The best resorts don’t just aim to deliver great experiences—they consistently exceed expectations, as reflected in glowing online reviews. While providing an exceptional guest experience isn’t only about profit, one unquestionable benefit is the pricing power it creates.
When you base your rates exclusively on your competitor set, you miss the opportunity to capitalize on the premium pricing your exceptional reviews and experiences have achieved.Guests are willing to pay more for excellence, and the only way to understand what’s possible is by testing rates above the market standard.
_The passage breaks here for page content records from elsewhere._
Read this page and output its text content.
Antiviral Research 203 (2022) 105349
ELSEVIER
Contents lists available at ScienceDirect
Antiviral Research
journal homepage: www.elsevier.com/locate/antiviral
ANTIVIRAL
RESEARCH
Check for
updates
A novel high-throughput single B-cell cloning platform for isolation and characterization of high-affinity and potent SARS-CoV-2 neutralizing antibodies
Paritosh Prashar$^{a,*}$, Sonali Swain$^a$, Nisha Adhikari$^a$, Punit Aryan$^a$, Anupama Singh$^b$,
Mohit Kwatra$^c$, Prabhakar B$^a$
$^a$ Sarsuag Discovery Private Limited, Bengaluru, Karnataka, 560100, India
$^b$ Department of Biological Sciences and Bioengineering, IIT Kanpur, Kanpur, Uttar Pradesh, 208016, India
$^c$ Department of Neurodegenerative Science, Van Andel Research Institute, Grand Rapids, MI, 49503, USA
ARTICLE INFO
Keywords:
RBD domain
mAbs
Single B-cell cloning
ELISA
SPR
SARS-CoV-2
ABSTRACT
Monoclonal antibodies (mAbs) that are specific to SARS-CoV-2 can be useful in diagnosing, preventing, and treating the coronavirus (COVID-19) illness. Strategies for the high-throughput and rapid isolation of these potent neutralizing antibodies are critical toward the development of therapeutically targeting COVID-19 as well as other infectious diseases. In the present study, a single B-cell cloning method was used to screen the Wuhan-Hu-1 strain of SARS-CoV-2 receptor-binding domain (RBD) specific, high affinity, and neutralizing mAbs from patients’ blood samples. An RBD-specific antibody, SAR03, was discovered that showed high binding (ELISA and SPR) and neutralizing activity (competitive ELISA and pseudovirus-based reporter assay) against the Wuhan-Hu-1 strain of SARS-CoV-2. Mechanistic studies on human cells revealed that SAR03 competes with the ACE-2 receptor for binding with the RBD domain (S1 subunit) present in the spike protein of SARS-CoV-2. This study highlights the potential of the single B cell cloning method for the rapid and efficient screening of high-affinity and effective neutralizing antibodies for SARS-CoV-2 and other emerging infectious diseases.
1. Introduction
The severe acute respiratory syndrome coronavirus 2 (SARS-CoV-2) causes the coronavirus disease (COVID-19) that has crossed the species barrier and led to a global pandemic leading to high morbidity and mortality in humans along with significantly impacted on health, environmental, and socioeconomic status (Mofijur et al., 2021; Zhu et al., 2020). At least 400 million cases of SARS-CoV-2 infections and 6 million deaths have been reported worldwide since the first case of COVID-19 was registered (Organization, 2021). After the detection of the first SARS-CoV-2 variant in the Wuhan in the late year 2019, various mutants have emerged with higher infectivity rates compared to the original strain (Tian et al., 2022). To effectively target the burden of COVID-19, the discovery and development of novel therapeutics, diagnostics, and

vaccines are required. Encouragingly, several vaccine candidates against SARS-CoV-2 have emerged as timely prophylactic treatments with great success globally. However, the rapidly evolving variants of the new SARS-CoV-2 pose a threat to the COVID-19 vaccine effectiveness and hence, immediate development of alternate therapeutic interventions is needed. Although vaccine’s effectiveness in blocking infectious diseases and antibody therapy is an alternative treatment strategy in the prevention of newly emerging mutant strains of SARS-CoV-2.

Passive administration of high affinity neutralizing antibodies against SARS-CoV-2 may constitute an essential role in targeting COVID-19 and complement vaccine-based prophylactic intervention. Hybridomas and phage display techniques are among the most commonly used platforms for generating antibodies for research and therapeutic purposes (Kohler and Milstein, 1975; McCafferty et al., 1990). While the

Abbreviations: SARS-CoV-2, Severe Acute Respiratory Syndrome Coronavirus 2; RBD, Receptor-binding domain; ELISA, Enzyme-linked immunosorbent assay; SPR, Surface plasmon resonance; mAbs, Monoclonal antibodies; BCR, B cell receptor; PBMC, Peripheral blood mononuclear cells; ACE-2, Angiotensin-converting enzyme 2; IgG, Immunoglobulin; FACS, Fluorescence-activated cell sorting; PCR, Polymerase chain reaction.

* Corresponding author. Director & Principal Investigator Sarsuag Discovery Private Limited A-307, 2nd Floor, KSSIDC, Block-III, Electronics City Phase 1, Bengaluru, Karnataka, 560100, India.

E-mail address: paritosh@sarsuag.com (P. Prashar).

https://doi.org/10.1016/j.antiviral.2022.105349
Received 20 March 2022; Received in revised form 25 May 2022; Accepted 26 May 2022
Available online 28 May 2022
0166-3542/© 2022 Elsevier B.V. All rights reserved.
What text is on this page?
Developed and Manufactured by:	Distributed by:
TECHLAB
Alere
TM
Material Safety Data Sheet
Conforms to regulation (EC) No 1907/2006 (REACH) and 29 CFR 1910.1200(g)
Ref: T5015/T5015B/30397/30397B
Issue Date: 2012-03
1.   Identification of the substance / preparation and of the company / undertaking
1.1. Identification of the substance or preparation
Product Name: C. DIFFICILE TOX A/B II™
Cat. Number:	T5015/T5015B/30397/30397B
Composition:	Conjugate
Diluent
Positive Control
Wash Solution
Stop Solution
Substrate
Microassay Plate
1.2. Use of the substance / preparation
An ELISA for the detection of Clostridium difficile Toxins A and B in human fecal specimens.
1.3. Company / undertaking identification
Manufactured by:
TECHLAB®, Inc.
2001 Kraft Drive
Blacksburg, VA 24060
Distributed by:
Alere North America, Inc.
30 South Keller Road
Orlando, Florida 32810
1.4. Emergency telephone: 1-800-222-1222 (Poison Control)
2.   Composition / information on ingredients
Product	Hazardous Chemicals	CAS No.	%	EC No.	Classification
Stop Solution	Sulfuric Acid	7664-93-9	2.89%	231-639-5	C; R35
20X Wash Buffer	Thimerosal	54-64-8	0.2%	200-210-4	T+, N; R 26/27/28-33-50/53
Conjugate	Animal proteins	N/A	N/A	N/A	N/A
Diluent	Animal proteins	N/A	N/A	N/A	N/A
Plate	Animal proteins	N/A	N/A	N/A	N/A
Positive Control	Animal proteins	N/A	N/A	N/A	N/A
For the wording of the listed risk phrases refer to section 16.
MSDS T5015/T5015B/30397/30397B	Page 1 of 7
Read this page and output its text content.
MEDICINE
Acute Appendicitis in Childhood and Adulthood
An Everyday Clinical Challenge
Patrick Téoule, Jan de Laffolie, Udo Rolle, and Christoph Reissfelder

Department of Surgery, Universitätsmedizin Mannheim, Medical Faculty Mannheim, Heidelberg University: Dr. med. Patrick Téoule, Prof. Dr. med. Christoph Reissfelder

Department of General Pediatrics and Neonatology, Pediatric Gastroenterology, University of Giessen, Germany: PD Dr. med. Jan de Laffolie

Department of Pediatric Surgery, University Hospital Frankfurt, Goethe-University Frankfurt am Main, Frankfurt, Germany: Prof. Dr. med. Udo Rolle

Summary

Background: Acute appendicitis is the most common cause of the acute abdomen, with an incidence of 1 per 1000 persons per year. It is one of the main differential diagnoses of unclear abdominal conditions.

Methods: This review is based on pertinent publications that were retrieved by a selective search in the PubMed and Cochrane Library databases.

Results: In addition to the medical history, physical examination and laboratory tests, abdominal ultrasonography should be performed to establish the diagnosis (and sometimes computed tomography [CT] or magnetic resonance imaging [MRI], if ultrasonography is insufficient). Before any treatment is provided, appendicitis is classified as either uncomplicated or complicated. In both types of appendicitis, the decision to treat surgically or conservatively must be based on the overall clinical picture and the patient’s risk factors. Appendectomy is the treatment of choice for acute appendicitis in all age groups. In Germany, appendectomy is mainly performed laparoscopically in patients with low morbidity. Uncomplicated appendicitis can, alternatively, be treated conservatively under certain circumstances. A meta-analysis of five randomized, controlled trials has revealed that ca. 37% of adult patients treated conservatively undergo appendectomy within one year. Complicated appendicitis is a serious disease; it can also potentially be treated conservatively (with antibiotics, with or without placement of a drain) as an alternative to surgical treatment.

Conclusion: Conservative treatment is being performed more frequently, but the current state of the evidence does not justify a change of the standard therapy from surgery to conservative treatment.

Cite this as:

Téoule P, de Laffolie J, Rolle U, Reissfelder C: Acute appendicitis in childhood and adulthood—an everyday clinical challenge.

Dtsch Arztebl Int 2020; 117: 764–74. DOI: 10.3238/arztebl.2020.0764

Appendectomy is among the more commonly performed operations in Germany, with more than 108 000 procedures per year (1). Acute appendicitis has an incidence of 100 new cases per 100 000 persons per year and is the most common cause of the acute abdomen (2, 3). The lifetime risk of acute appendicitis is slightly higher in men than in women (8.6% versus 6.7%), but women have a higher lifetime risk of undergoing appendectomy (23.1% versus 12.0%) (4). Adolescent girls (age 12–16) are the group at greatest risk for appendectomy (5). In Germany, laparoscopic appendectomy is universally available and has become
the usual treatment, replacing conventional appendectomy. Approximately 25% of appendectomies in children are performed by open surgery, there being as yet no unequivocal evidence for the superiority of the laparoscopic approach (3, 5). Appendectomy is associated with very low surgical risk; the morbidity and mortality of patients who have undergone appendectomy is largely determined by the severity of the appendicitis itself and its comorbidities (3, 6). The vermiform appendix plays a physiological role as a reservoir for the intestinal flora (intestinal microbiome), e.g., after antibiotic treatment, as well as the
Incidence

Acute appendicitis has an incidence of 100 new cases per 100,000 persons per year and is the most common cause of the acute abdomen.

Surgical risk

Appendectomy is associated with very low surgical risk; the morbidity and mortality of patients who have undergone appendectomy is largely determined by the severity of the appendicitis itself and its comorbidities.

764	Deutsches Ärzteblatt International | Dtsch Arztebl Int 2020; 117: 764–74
Even if you’re not running a top-tier property, there are instances when your hotel should lead the market in pricing. Competitive sets are often based on the class of service and amenities, but micro-market demand factors can create opportunities to push rates above the competition.
Take, for example, a mid-market hotel located just around the corner from a full-service resort hosting a large company Christmas party on Saturday. Guests who plan to appreciate the festivities may seek accommodations nearby but may not want the higher price or destination fees.
In this case, the competitive set for our mid-market hotel is likely spread across the market, rather than concentrated in that two-block radius. If rates were based exclusively on competitor pricing, the hotel might undervalue the surge in demand created by the event. However, this change in demand becomes immediately clear when analyzing historical performance trends.
This is why the best yield systems and strategies rely on historical performance as their primary guide for setting rates—not just on what competitors are doing.
This is not to say that competitive sets carry no value for revenue managers. A look back over past results, understanding how you are performing against the market can be an excellent indicator of your market position and a practical way for owners to assess asset performance. To clarify, my skepticism toward competitive sets is specific to their use in forward-looking pricing decisions—it’s not a wholesale dismissal of their relevance.
There is a time and place to understand your position in the market; we believe that place is in understanding context and not setting rates.
Be bold. Be a market leader. Trust in the strength of your brand, the charm of your location, and the loyalty of your guests. You’ll never realize your true pricing potential until you cease relying on competitors to calibrate and drive your pricing decisions.